Vulnerable House and Senate Democrats are distancing themselves from President Biden over Afghanistan, with one calling the evacuation “egregiously mishandled.”
Why it matters: Biden’s poll numbers have fallen as the Delta variant spread and the Afghanistan exit proved harrowing. Now, some Democrats in swing states and districts are publicly distancing themselves.
- Many moderate Democrats and their aides are huddling with campaign consultants over how to handle the setback in Afghanistan.
- Several of them stressed they’re not coordinating the condemnations.
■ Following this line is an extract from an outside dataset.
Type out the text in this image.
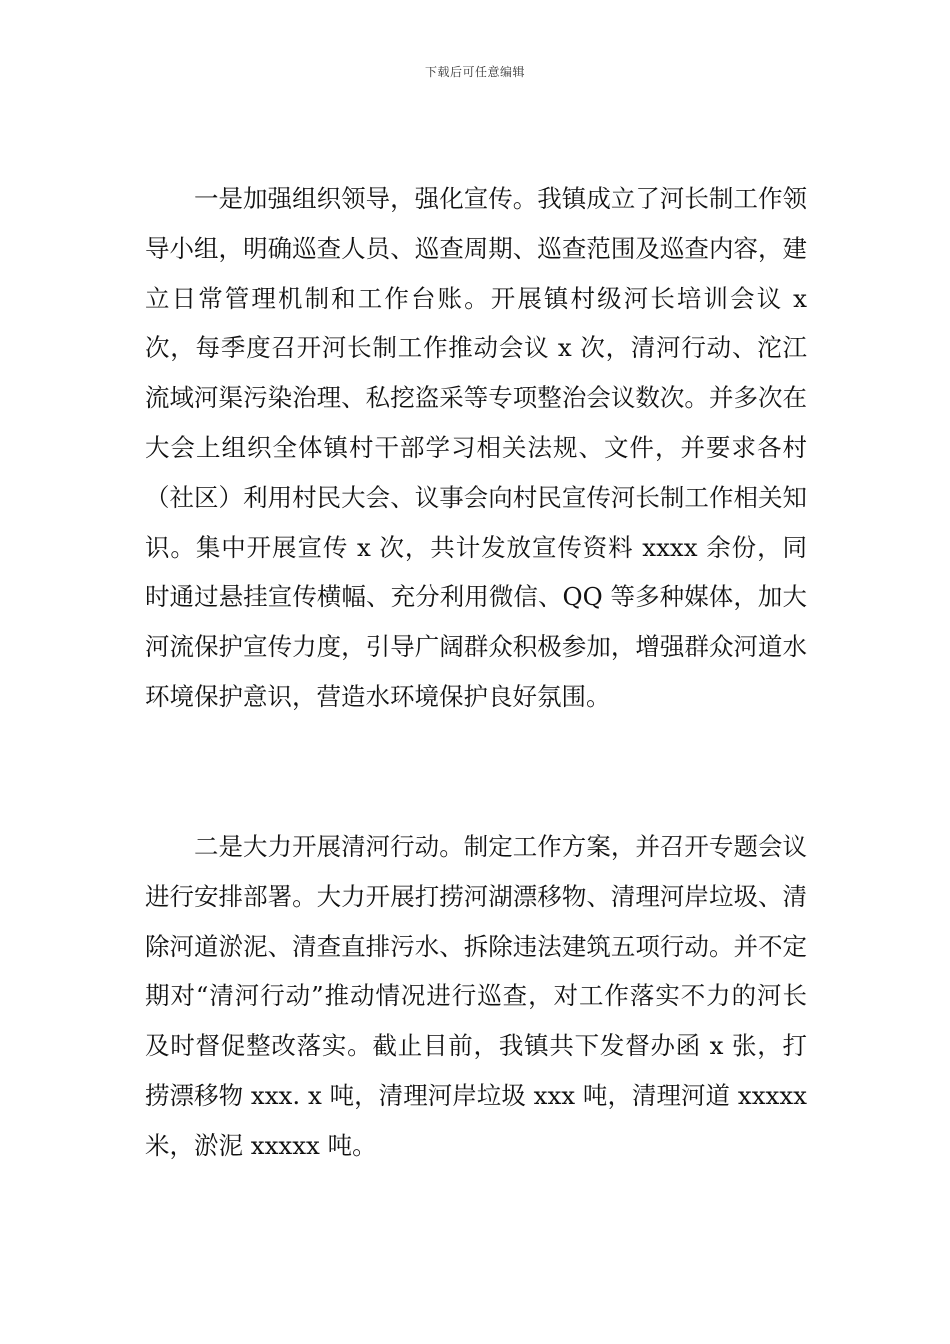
下载后可任意编辑

一是加强组织领导，强化宣传。我镇成立了河长制工作领导小组，明确巡查人员、巡查周期、巡查范围及巡查内容，建立日常管理机制和工作台账。开展镇村级河长培训会议 x 次，每季度召开河长制工作推动会议 x 次，清河行动、沱江流域河渠污染治理、私挖盗采等专项整治会议数次。并多次在大会上组织全体镇村干部学习相关法规、文件，并要求各村（社区）利用村民大会、议事会向村民宣传河长制工作相关知识。集中开展宣传 x 次，共计发放宣传资料 xxxx 余份，同时通过悬挂宣传横幅、充分利用微信、QQ 等多种媒体，加大河流保护宣传力度，引导广阔群众积极参加，增强群众河道水环境保护意识，营造水环境保护良好氛围。

二是大力开展清河行动。制定工作方案，并召开专题会议进行安排部署。大力开展打捞河湖漂移物、清理河岸垃圾、清除河道淤泥、清查直排污水、拆除违法建筑五项行动。并不定期对“清河行动”推动情况进行巡查，对工作落实不力的河长及时督促整改落实。截止目前，我镇共下发督办函 x 张，打捞漂移物 xxx. x 吨，清理河岸垃圾 xxx 吨，清理河道 xxxxx 米，淤泥 xxxxx 吨。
Here’s what we’re hearing from the House:
- Rep. Susan Wild (D-Pa.) said in a statement that it’s “long past time” to end U.S. military presence in Afghanistan, but added: “[I]t appears that the evacuation process has been egregiously mishandled.”
- In a phone interview with Axios, she added she doesn’t place all the blame on Biden. She said there will be a lot to uncover through future congressional oversight hearings.
- Rep. Abigail Spanberger (D-Va.), a former CIA officer who focused on counterterrorism efforts in the Middle East, spearheaded a bipartisan statement from the Problem Solvers Caucus calling on the administration to reconsider Tuesday’s withdrawal deadline.
- Reps. Mike Levin (D-Calif.) and Andy Kim (D-N.J.) also have called on Biden to extend the deadline.
In the Senate:
- Sen. Maggie Hassan (D-N.H.) distanced herself from the president as he reiterated his commitment to the withdrawal date: “We must complete this mission, regardless of any arbitrary deadlines.”
- Sen. Mark Kelly (D-Ariz.), a Navy combat veteran, has been critical of the administration’s execution of the withdrawal. He has said in multiple press interviews that he sees the August 31st deadline as less important than accomplishing the mission of evacuating Americans and Afghan allies.
- Sen. Catherine Cortez Masto (D-Nev.) told a local station in Las Vegas earlier this month that she “asked this administration [about its Afghanistan plan], never received anything. And so yeah, I do have questions. What happened? It’s devastating what we’re seeing right now and we need to have answers.”
- Last Thursday, she tweeted that “pushing the evacuation deadline is a necessary and important step.”
Between the lines: Democratic campaign strategists insisted to Axios that they’re not panicking over what this means ahead of the midterms. One strategist cited three reasons:
- Republicans backed the withdrawal under President Trump.
- Foreign policy tends to rank lower among voter priorities.
- We’re still a long way from Election Day.
Wild, who represents the Allentown area, told Axios by phone that she believes Americans will prioritize domestic issues.
- “We have accomplished a hell of a lot in the last seven months, domestically, and we’re going to continue to do that,” Wild said. “That’s what’s going to be on the minds of Americans next year — not this.”